CGNU PLC
30 June 2000
CGNU AGREES SALE OF SOUTH AFRICAN GENERAL
INSURANCE BUSINESS
Following the earlier announcement of negotiations, CGNU
has agreed terms for the sale of its 51% stake in its
South African general insurance business to Mutual &
Federal Insurance Company Limited.
The business had net premium income of £137m in 1999 and
net assets of £100m at 31 December 1999.
CGNU's South African subsidiary is a listed company in
South Africa and in the announcement to the Johannesburg
Stock Exchange that follows, is referred to as 'CGU'.
Enquiries:
Steve Riley, Investor Relations Director + 44(0)20 7662 8115
NOTES TO EDITORS
* CGNU was formed by the merger of CGU and Norwich Union,
which completed on 30 May 2000.
* CGNU is the largest UK based insurance group and a top
five European life insurer with worldwide premium
income and retail investment sales of £26bn. It is the
second largest UK based fund manager with over £200bn
of assets under management.
ANNOUNCEMENT TO THE JOHANNESBURG STOCK EXCHANGE
JOINT ANNOUNCEMENT OF
PROPOSED ACQUISITION OF THE ENTIRE ISSUED SHARE CAPITAL
OF CGUH BY MUTUAL & FEDERAL
AND
FURTHER CAUTIONARY ANNOUNCEMENT
1. Introduction
Further to the cautionary announcement dated 15 June
2000, shareholders are advised that Mutual & Federal
has entered into agreements with CGU International
Holdings B.V. and Metropolitan (together
'the Vendors'), which collectively own 79% of the
issued share capital of CGUH. In terms of these
agreements, the Vendors have irrevocably undertaken
to either vote in favour of a scheme of arrangement
to be proposed, or accept an offer to be made, by
Mutual & Federal (collectively, 'the offer').
It is the firm intention of Mutual & Federal to make
the offer on the terms and conditions set out below.
Nedcor Investment Bank Limited has confirmed to the
Securities Regulation Panel ('SRP') that Mutual &
Federal has the necessary cash resources to
implement the offer.
2. Terms of the offer
The offer consideration payable in cash by Mutual &
Federal for the entire issued share capital of CGUH
pursuant to the offer shall be the sum of the
following:
- The audited consolidated net tangible asset value
of CGUH as at 31 May 2000 ('NTAV'); and
- R190 000 000.
The offer consideration will be determined once
the NTAV has been finalised.

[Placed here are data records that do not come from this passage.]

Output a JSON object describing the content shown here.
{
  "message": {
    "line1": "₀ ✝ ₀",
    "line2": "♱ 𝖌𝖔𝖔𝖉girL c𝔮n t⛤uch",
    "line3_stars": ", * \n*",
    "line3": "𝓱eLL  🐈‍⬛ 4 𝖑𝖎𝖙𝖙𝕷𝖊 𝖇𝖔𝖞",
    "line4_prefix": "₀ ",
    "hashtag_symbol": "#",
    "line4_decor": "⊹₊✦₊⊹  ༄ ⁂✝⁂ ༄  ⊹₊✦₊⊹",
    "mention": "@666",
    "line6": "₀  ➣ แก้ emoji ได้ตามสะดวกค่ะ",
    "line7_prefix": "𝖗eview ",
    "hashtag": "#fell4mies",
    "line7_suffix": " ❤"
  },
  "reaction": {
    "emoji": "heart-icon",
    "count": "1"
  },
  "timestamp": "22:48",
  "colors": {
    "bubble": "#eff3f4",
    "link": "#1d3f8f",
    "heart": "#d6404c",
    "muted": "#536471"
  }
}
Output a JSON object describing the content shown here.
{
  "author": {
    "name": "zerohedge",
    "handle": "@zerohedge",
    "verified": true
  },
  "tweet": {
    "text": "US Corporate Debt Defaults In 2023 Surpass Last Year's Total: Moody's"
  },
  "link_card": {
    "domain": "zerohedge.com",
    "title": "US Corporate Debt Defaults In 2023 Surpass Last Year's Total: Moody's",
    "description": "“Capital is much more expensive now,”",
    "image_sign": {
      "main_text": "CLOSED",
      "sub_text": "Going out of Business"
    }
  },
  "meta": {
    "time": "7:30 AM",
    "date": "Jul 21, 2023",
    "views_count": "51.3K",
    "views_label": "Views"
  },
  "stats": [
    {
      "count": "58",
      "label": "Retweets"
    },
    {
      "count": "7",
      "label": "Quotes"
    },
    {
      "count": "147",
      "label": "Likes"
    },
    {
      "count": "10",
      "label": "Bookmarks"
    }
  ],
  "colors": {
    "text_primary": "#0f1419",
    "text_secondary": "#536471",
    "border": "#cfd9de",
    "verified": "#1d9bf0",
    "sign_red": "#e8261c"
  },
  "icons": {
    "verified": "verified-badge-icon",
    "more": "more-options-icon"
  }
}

As soon as this has
been completed, a further announcement, giving full
details of the offer and the financial effects on
CGUH, Mutual & Federal and Metropolitan shareholders,
will be made.
3. Conditions precedent
The making of the offer is subject to the
fulfilment, inter alia, of the following conditions:
* the satisfactory outcome of a due diligence review
of CGUH by Mutual & Federal;
* the approvals of the Registrar of Short-term
insurance and the approval of such other regulatory
authorities as may be legally required;
* the approval of the relevant documentation by the
Johannesburg Stock Exchange and the SRP;
* the approval in general meeting by the shareholders
of Mutual & Federal of the acquisition; and
* if applicable, the approval of the scheme of
arrangement by CGUH shareholders and the sanctioning
thereof by the High Court.
4. Opinions and recommendations
The CGUH Board of Directors ('the Board') has appointed
Brait Merchant Bank Limited ('Brait') to advise them
regarding the terms of the offer. The opinion of Brait
and the Board will be announced to CGUH shareholders
upon the offer being made.
5. Further cautionary announcement
Further announcements will be made once the NTAV has been
finalised and the due diligence of CGUH has been completed.
Accordingly, shareholders of Mutual & Federal, CGUH and
Metropolitan are advised to continue to exercise caution
until a further announcement is made.